Human Rights

Horror: 27 patients euthanized through drug overdose at Ohio hospital

euthanized, disability, assisted suicide, Canada

An Ohio Hospital is facing allegations that employees euthanized 27 patients between 2015 and 2018. The Columbus Dispatch reports that Mount Carmel Health Systems released a statement admitting that a doctor in the intensive care unit prescribed “significantly excessive and potentially fatal” doses of pain medication to at least 27 patients.

The doctor accused of killing the patients, Dr. William Husel, has been fired, and the hospital system has turned over details of an internal investigation to the authorities, an executive said in a statement.

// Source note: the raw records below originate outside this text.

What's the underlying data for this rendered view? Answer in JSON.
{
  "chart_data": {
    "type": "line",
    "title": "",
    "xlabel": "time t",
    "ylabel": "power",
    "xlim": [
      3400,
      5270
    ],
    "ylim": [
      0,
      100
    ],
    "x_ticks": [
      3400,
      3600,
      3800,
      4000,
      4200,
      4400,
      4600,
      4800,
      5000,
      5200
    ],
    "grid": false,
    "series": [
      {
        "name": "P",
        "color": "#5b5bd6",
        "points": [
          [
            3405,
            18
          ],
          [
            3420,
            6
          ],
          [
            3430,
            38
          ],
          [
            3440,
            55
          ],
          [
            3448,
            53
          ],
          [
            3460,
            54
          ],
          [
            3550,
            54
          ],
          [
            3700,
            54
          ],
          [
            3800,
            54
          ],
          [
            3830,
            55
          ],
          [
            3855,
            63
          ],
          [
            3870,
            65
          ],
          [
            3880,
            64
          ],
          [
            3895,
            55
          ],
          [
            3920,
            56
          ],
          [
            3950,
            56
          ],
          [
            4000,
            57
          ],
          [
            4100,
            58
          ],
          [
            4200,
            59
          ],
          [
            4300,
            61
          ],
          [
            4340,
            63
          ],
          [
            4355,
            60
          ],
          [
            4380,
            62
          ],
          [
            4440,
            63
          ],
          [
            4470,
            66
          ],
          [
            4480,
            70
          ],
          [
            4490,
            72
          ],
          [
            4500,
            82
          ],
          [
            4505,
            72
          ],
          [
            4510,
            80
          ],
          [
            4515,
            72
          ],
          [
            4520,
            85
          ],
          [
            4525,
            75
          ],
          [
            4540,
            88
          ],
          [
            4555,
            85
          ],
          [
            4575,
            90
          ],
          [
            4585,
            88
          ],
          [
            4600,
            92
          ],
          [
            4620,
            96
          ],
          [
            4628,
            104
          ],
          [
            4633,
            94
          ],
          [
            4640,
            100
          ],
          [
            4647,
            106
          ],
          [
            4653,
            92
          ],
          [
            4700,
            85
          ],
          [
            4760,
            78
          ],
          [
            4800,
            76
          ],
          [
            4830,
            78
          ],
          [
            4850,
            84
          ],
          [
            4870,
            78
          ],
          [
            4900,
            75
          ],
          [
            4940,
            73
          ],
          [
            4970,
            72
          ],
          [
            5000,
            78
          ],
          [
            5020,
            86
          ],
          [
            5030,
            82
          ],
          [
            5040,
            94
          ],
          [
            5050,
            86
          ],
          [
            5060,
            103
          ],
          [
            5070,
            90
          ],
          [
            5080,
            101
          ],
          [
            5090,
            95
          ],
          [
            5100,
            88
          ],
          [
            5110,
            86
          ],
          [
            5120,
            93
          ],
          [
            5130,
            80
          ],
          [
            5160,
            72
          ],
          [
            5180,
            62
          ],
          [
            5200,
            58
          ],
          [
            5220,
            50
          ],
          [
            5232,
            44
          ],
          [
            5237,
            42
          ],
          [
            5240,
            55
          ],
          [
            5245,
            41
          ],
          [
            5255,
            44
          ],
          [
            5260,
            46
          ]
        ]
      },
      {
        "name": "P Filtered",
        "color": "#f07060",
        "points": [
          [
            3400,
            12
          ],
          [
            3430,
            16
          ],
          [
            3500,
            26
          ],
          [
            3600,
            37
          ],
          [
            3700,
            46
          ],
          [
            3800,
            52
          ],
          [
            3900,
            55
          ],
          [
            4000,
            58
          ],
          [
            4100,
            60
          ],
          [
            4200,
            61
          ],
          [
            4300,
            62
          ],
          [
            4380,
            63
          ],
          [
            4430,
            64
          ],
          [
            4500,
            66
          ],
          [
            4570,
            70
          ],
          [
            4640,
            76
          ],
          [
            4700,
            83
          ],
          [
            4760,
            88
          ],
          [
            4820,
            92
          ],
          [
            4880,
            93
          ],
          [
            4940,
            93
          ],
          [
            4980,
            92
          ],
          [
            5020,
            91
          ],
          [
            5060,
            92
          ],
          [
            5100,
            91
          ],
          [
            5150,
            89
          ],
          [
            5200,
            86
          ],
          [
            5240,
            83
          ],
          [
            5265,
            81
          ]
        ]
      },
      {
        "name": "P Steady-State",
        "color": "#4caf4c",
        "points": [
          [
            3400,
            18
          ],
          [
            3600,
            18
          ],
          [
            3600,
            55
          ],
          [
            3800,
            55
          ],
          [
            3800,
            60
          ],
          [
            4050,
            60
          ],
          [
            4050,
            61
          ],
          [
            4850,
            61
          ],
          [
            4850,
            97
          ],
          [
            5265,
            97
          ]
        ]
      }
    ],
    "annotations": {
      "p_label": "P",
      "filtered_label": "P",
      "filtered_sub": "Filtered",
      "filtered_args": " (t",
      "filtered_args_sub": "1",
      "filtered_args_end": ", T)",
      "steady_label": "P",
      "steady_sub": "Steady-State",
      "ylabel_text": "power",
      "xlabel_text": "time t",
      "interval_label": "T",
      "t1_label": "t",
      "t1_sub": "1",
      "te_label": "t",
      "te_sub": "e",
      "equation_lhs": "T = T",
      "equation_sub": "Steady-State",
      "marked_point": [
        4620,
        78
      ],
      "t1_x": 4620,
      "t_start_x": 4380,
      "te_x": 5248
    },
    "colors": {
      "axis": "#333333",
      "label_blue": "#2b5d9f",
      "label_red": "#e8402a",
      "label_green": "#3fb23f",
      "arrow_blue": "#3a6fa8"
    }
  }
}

The public statement from the hospital came after a lawsuit was filed against Dr. Husel, a pharmacist, and a nurse, alleging that they administered a fatal dose of a narcotic to a 79-year-old woman in 2017. All the patients allegedly killed or hastened in death by drug overdose had been removed from lifesaving care at the request of their families.

According to the Columbus Dispatch, the lawsuit indicated:

“Janet Kavanaugh was given a given 1,000 micrograms of fentanyl through an IV on Dec. 11, 2017, and died within 18 minutes. The opioid is about 100 times stronger than morphine.” Dr. Stephen Bird, a doctor specializing in emergency medicine and toxicology, filed an affidavit with the lawsuit indicating that the amount of fentanyl given to Kavanaugh was “inappropriate and excessive.”

Gerald Leeseberg, an attorney, filed the lawsuit on behalf of Kavanaugh’s estate. He told the Columbus Dispatch, “She [Kavanaugh] was an old woman with some health issues. That’s really not in dispute. The problem is, somebody or some people in the medical field appear to have made a unilateral decision about terminating her life or hastening her death.”

Other lawsuits on behalf of the families of other patients are expected.

Mount Carmel has taken steps to implement several safety measures to ensure that actions like these do not occur again. Yet disturbingly, it is becoming more and more possible that patients may be involuntarily euthanized as assisted suicide grows across the United States.

Hawaii recently became the sixth state in which it is legal for doctors to prescribe a lethal drug to patients who request assisted suicide. In some countries, assisted suicide advocates are pushing for euthanasia even without the informed consent of patients.

As the tragic unfolding case of 27 patients allegedly euthanized without consent in Ohio shows, there is a world of difference between appropriately administering pain medication in a person’s final days or weeks, and deliberately killing a person through a fatal drug overdose. Assisted suicide does not relieve suffering; assisted suicide ends lives.